Nous avons donc vu dans cette présentation comment le processus de


reconstitution des corps représente une multiplicité d’enjeux, judiciaires certes, mais
aussi psychologiques pour les familles des personnes concernées. Ce processus de
réparation permet aussi de saisir la nécessité d’une action conjointe d’une
multiplicité d’acteurs. Il est en fait question dans le cas du génocide qui a eu lieu en
ex-Yougoslavie de saisir l’enjeu politique que représentent les corps, tels qu’ils ont
été utilisés par les forces politiques lors du génocide afin d’établir des nouvelles
stratégies pour espérer permettre une réparation, évidemment relative et partielle.

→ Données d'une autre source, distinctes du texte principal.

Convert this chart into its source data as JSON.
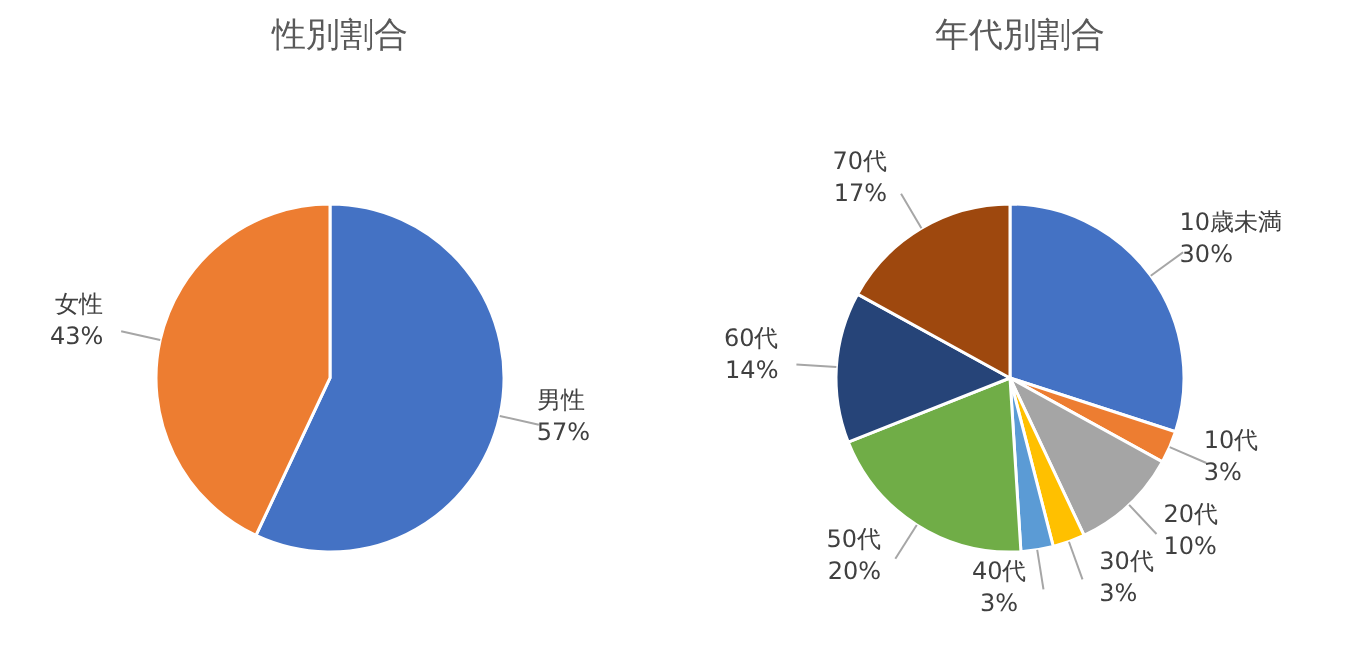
{
  "chart_data": [
    {
      "type": "pie",
      "title": "性別割合",
      "categories": [
        "男性",
        "女性"
      ],
      "values": [
        57,
        43
      ],
      "colors": [
        "#4472c4",
        "#ed7d31"
      ],
      "value_labels": [
        "57%",
        "43%"
      ]
    },
    {
      "type": "pie",
      "title": "年代別割合",
      "categories": [
        "10歳未満",
        "10代",
        "20代",
        "30代",
        "40代",
        "50代",
        "60代",
        "70代"
      ],
      "values": [
        30,
        3,
        10,
        3,
        3,
        20,
        14,
        17
      ],
      "colors": [
        "#4472c4",
        "#ed7d31",
        "#a5a5a5",
        "#ffc000",
        "#5b9bd5",
        "#70ad47",
        "#264478",
        "#9e480e"
      ],
      "value_labels": [
        "30%",
        "3%",
        "10%",
        "3%",
        "3%",
        "20%",
        "14%",
        "17%"
      ]
    }
  ]
}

Enfin, il apparaît que l’exemple du nettoyage ethnique et de la question de la
reconstitution des corps disparus rend compte de la nécessité d’une action jointe de
la multiplicité des acteurs en jeu, où la seule action des organisations humanitaire,
est insuffisante, voire inutile et que c’est l’action jointe d’une multiplicité d’acteurs
étatiques ou non, à l’échelle internationale qui rend possible une tentative de
réparation. Peut-être à la multiplicité des acteurs présentés et la nécessité d’une
action commune de ceux-ci et notamment des acteurs internationaux, que ce soit les
états ou les organisations humanitaires manque le rôle clé qu’ont joué les médias la
sollicitation de l’opinion publique internationale.